Even if video “reels” are the new attention sinks, and even if artificial intelligence convinces a great many young people that they no longer need to learn to write because AI will do it for them, nevertheless somebody has to learn to write, even if reading and writing become something done only by a high-information elite. Artificial intelligence can recycle the writing of humans, but it will never produce anything original until it can explore, experience, and move around in the world using senses and powers of its own.

We’ve all seen the articles about how children don’t read for fun anymore, and how even elite college students balk if asked to read an entire book. I have no idea what, if anything, can be done about that.

But I do feel very strongly that, even if reading well and writing well are to become elite activities for only a few, these elite readers and writers must not allow bean counters and the sorry crews who work for them to wipe out the high standards that once applied.

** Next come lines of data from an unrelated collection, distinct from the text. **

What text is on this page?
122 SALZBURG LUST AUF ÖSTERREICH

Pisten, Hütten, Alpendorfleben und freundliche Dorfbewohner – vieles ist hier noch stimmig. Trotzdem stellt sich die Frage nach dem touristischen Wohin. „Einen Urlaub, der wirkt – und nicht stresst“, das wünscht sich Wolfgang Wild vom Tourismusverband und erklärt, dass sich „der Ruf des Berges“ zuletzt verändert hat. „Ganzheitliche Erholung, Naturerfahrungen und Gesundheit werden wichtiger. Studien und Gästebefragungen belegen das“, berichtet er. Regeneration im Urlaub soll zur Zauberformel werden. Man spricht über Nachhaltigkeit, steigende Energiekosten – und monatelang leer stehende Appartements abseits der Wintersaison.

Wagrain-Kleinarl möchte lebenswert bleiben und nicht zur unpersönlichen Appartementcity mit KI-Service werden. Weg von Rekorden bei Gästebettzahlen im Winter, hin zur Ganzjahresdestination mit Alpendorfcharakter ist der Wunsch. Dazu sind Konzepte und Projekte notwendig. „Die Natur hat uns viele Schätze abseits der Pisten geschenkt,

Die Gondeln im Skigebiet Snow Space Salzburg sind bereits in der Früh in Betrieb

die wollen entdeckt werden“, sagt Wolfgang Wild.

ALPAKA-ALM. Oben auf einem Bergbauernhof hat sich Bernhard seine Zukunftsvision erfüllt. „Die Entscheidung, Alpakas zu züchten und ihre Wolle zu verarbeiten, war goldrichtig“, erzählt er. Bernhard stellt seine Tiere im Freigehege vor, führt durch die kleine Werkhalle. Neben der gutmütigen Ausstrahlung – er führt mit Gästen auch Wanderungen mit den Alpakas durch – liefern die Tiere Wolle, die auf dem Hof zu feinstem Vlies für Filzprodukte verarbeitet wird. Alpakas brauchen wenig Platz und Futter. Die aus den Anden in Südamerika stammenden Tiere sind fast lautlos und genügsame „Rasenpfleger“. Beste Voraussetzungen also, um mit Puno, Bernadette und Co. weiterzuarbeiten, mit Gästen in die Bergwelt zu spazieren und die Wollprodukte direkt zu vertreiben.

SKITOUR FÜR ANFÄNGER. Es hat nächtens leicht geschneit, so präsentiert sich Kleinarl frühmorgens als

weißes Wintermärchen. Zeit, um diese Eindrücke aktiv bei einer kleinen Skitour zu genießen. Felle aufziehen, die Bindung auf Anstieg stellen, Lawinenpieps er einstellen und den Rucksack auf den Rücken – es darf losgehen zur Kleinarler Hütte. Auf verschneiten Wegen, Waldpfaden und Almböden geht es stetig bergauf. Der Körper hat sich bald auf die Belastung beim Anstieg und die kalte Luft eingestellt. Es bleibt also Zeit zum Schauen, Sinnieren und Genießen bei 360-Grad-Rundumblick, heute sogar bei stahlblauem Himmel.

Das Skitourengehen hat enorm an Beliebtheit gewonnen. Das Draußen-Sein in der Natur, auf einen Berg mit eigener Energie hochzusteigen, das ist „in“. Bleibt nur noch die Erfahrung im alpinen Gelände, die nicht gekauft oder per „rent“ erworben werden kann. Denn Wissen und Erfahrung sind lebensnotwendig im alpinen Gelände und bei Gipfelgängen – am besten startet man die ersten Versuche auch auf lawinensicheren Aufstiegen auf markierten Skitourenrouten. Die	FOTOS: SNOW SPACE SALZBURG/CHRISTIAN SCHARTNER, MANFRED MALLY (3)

One can at least speak for such standards and keep them alive among those who still care. Meanwhile, my guess is that standards of writing and editing will get even worse, not least because so few of today’s young people will ever learn how to write.

2 thoughts on “Writing that manipulates and exploits readers”

  1. I learned that “blackhole” about a year ago – even when I thought it was legit article re medical or nutrition. Godawful. I stick to local real practitioners for my education. Thanks for the article.